In 2018, Apple’s profits from videogames were more than those from Xbox, Sony, and Nintendo combined.
As Apple squeezed developers harder over time by charging fees on more transaction and app types, including those that occurred outside the App Store, it crossed a line where it was making more profits on apps and games than their developers, Epic CEO Tim Sweeney testified in his company’s antitrust court battle with Apple.
Apple generated over $2,000 in profit every second of every day in 2021, and that figure is even higher today.
Phil Schiller doubted that Apple could keep charging such high fees to app developers. He told Tim Cook in 2011 that lowering fees below 30 percent was not a matter of if but rather of when and then how. He suggested that once App Store profits reached $1 billion, Apple could start lowering the fees. Cook ignored him.
When Schiller testified in Epic v. Apple, he oversaw the App Store and yet he claimed not to know whether the App Store had been profitable since 2009. (As noted above, it was wildly profitable.) He said that it just “never came up.” As an Epic lawyer correctly noted, only a monopolist with no competition could make this claim. And Epic uncovered documents showing that Schiller had lied: App Store profitability was, of course, a topic of discussion at Apple. Tim Cook later conceded the point, but he also said Apple didn’t really track it explicitly. “I have a feel, if you will,” he said of App Store profitability.

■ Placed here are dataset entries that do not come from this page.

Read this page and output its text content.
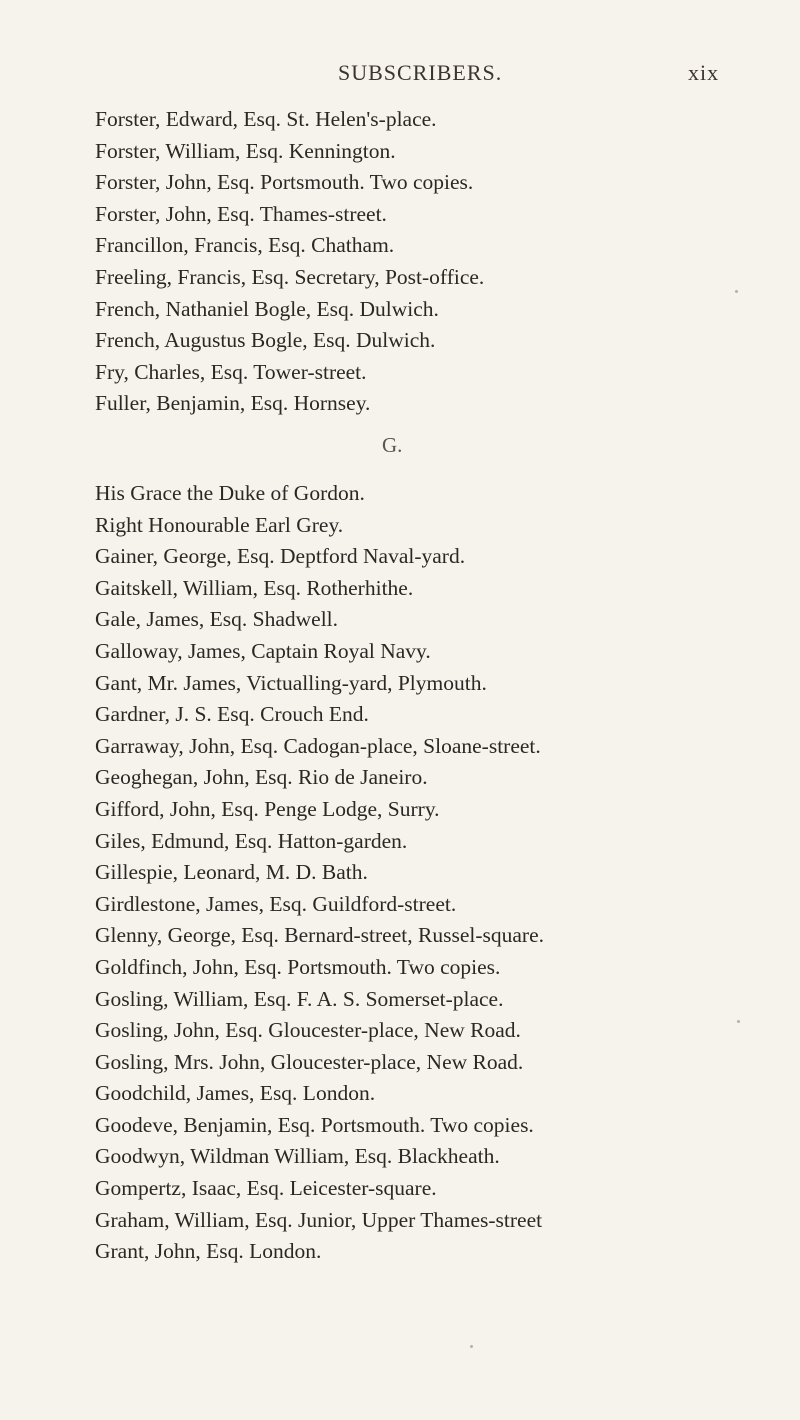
SUBSCRIBERS.	xix
Forster, Edward, Esq. St. Helen's-place.
Forster, William, Esq. Kennington.
Forster, John, Esq. Portsmouth. Two copies.
Forster, John, Esq. Thames-street.
Francillon, Francis, Esq. Chatham.
Freeling, Francis, Esq. Secretary, Post-office.
French, Nathaniel Bogle, Esq. Dulwich.
French, Augustus Bogle, Esq. Dulwich.
Fry, Charles, Esq. Tower-street.
Fuller, Benjamin, Esq. Hornsey.
G.
His Grace the Duke of Gordon.
Right Honourable Earl Grey.
Gainer, George, Esq. Deptford Naval-yard.
Gaitskell, William, Esq. Rotherhithe.
Gale, James, Esq. Shadwell.
Galloway, James, Captain Royal Navy.
Gant, Mr. James, Victualling-yard, Plymouth.
Gardner, J. S. Esq. Crouch End.
Garraway, John, Esq. Cadogan-place, Sloane-street.
Geoghegan, John, Esq. Rio de Janeiro.
Gifford, John, Esq. Penge Lodge, Surry.
Giles, Edmund, Esq. Hatton-garden.
Gillespie, Leonard, M. D. Bath.
Girdlestone, James, Esq. Guildford-street.
Glenny, George, Esq. Bernard-street, Russel-square.
Goldfinch, John, Esq. Portsmouth. Two copies.
Gosling, William, Esq. F. A. S. Somerset-place.
Gosling, John, Esq. Gloucester-place, New Road.
Gosling, Mrs. John, Gloucester-place, New Road.
Goodchild, James, Esq. London.
Goodeve, Benjamin, Esq. Portsmouth. Two copies.
Goodwyn, Wildman William, Esq. Blackheath.
Gompertz, Isaac, Esq. Leicester-square.
Graham, William, Esq. Junior, Upper Thames-street
Grant, John, Esq. London.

By the time Google’s annual payments to Apple for being the default search engine on iPhone surpassed $20 billion, this was almost 20 percent of Apple’s total annual profits. And this was almost “pure profit” for Apple, and it had over the next ten years a guaranteed sum north of $120 billion. It would be much higher than that.
In 2009, Google told Samsung that it operated the Android Marketplace, the predecessor to today’s Play Store, as a “revenue neutral service” through which it did “not seek to profit off application sales. We invest in Market because it is essential to the open ecosystem.” This “build it and they will come” model is identical to what desktop system makers like Microsoft and Apple had used in the pre-mobile days, with the implicit understanding that app developers would do the heavy lifting and make those platforms more valuable. But it simply copied what Apple was doing after it saw how profitable this business could be.
It goes on and on. And yet, there’s more to come, for Apple and for Google.
Like many of you, I’m curious to see the end game here. So perhaps we’ll get a sequel to this book in a few years. But in the meantime, “iWar: Fortnite, Elon Musk, Spotify, WeChat, and Laying Siege to Apple’s Empire” is available now in Kindle, Audible, and hardcover formats at Amazon.com.